By Moira Macdonald, The Seattle Times
Published: March 24, 2017, 5:24am

Not a single intelligible word is spoken in Michael Dudok de Wit’s poignant animated drama “The Red Turtle,” and after a while that silence becomes companionable; you find, in this film, a restful space. In its artfully drawn frames, a simple and universal story unfolds. A man, shipwrecked, emerges from a stormy sea onto the beach of a remote, deserted island. Unable to escape, he lives out his life there, in the company of a magical woman who first appears in the form of a giant, adobe-red turtle.

It’s a fairy tale, to be sure, but one not necessarily aimed at children (though kids with the patience for this film’s gentle pace might be fascinated by it). The magic, when it happens, seems almost matter-of-fact; that turtle, in the early-morning quiet light, is transformed, as if the lonely man’s dream had come true. (Desperate for companionship, he’s been hallucinating, at one point picturing an elegant string quartet playing on the beach.) They swim in the sea, her hair spreading under the water like a cloud of ink; they walk, they talk without words — a lost soul, suddenly found.

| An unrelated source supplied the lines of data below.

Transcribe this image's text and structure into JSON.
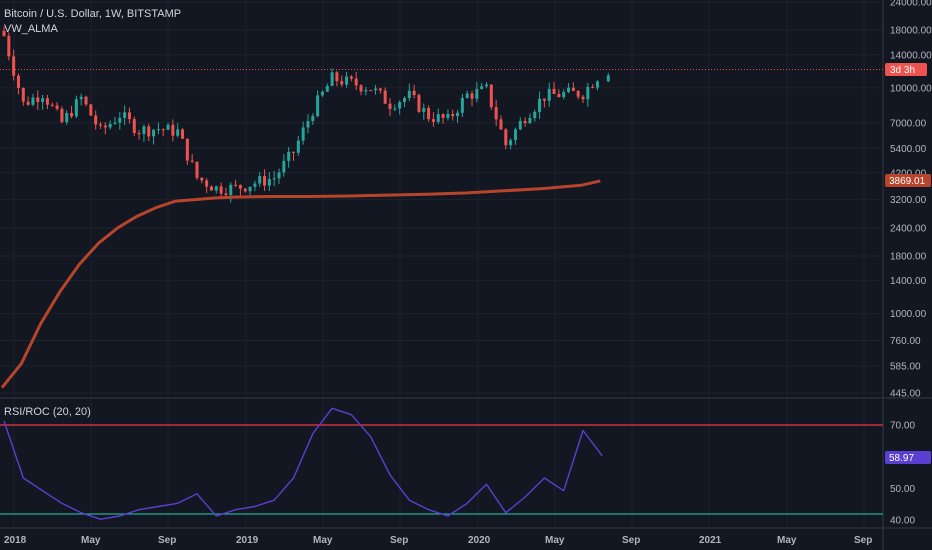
{
  "price_pane": {
    "symbol_title": "Bitcoin / U.S. Dollar, 1W, BITSTAMP",
    "indicator_name": "VW_ALMA",
    "y_axis_labels": [
      "24000.00",
      "18000.00",
      "14000.00",
      "10000.00",
      "7000.00",
      "5400.00",
      "4200.00",
      "3200.00",
      "2400.00",
      "1800.00",
      "1400.00",
      "1000.00",
      "760.00",
      "585.00",
      "445.00"
    ],
    "countdown_tag": "3d 3h",
    "alma_tag": "3869.01"
  },
  "osc_pane": {
    "indicator_title": "RSI/ROC (20, 20)",
    "y_axis_labels": [
      "70.00",
      "50.00",
      "40.00"
    ],
    "value_tag": "58.97"
  },
  "time_axis": {
    "labels": [
      "2018",
      "May",
      "Sep",
      "2019",
      "May",
      "Sep",
      "2020",
      "May",
      "Sep",
      "2021",
      "May",
      "Sep"
    ]
  },
  "colors": {
    "background": "#131722",
    "candle_up": "#26a69a",
    "candle_down": "#ef5350",
    "alma_line": "#b8442c",
    "rsi_line": "#5b3fd1",
    "upper_band": "#f23645",
    "lower_band": "#22ab94",
    "price_line": "#ef5350"
  },
  "chart_data": [
    {
      "type": "line",
      "title": "Bitcoin / U.S. Dollar, 1W, BITSTAMP",
      "series": [
        {
          "name": "VW_ALMA",
          "x": [
            "2018-01",
            "2018-02",
            "2018-03",
            "2018-04",
            "2018-05",
            "2018-06",
            "2018-07",
            "2018-08",
            "2018-09",
            "2018-10",
            "2018-11",
            "2018-12",
            "2019-01",
            "2019-03",
            "2019-05",
            "2019-07",
            "2019-09",
            "2019-11",
            "2020-01",
            "2020-03",
            "2020-05",
            "2020-07",
            "2020-08"
          ],
          "values": [
            470,
            600,
            900,
            1250,
            1650,
            2050,
            2400,
            2700,
            2950,
            3150,
            3200,
            3250,
            3280,
            3300,
            3300,
            3320,
            3350,
            3380,
            3420,
            3500,
            3580,
            3700,
            3869
          ]
        }
      ],
      "ohlc_path": [
        [
          "2018-01",
          17000
        ],
        [
          "2018-02",
          8500
        ],
        [
          "2018-03",
          9500
        ],
        [
          "2018-04",
          7000
        ],
        [
          "2018-05",
          9000
        ],
        [
          "2018-06",
          6400
        ],
        [
          "2018-07",
          7600
        ],
        [
          "2018-08",
          6500
        ],
        [
          "2018-09",
          6600
        ],
        [
          "2018-10",
          6400
        ],
        [
          "2018-11",
          4000
        ],
        [
          "2018-12",
          3600
        ],
        [
          "2019-01",
          3600
        ],
        [
          "2019-02",
          3800
        ],
        [
          "2019-03",
          4000
        ],
        [
          "2019-04",
          5200
        ],
        [
          "2019-05",
          8000
        ],
        [
          "2019-06",
          11000
        ],
        [
          "2019-07",
          10500
        ],
        [
          "2019-08",
          10000
        ],
        [
          "2019-09",
          8500
        ],
        [
          "2019-10",
          9200
        ],
        [
          "2019-11",
          7500
        ],
        [
          "2019-12",
          7200
        ],
        [
          "2020-01",
          9300
        ],
        [
          "2020-02",
          9800
        ],
        [
          "2020-03",
          5600
        ],
        [
          "2020-04",
          7500
        ],
        [
          "2020-05",
          9200
        ],
        [
          "2020-06",
          9400
        ],
        [
          "2020-07",
          9500
        ],
        [
          "2020-08",
          11900
        ]
      ],
      "last_price_note": "price line near 12000 (countdown 3d 3h)",
      "y_scale": "log",
      "ylim": [
        445,
        24000
      ]
    },
    {
      "type": "line",
      "title": "RSI/ROC (20, 20)",
      "series": [
        {
          "name": "RSI/ROC (20, 20)",
          "x": [
            "2018-01",
            "2018-02",
            "2018-03",
            "2018-04",
            "2018-05",
            "2018-06",
            "2018-07",
            "2018-08",
            "2018-09",
            "2018-10",
            "2018-11",
            "2018-12",
            "2019-01",
            "2019-02",
            "2019-03",
            "2019-04",
            "2019-05",
            "2019-06",
            "2019-07",
            "2019-08",
            "2019-09",
            "2019-10",
            "2019-11",
            "2019-12",
            "2020-01",
            "2020-02",
            "2020-03",
            "2020-04",
            "2020-05",
            "2020-06",
            "2020-07",
            "2020-08"
          ],
          "values": [
            70,
            52,
            48,
            44,
            41,
            39,
            40,
            42,
            43,
            44,
            47,
            40,
            42,
            43,
            45,
            52,
            66,
            74,
            72,
            65,
            53,
            45,
            42,
            40,
            44,
            50,
            41,
            46,
            52,
            48,
            67,
            58.97
          ]
        }
      ],
      "bands": [
        70,
        40
      ],
      "ylim": [
        38,
        78
      ]
    }
  ]
}
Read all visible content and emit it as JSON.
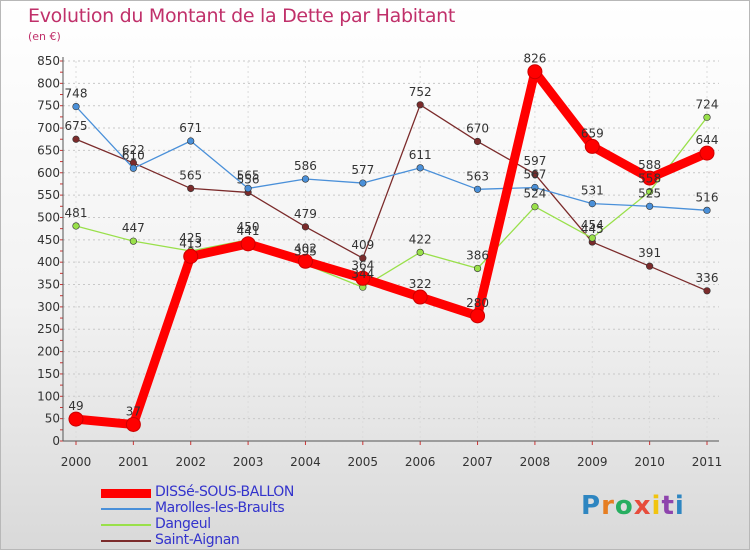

De Wit, whose 2001 film “Father and Daughter” won the Academy Award for best animated film (“The Red Turtle” was a nominee this year but lost to “Zootopia), fills the screen with painterly beauty. The sea seems to be perpetually changing color, with crashing waves seemingly made of green sea-glass giving way to sapphire-blue calm, or to the pungent orange of a sunset. A flock of seagulls floats over a wash of mist; a multilayered gray sky seems to hang low from the weight of its clouds. A tiny chorus of sand crabs appears and reappears, like a timeless part of the landscape.

All’s not entirely silent — the airy soundtrack is by composer Laurent Perez del Mar — but “The Red Turtle” knows when a breath is the only sound we need. “The Red Turtle” doesn’t answer the questions it raises, but it doesn’t need to; it’s about moonlight on the water, a hand held out to another, and the way a wave, rippling onto a shore, leaves no trace of its brief life.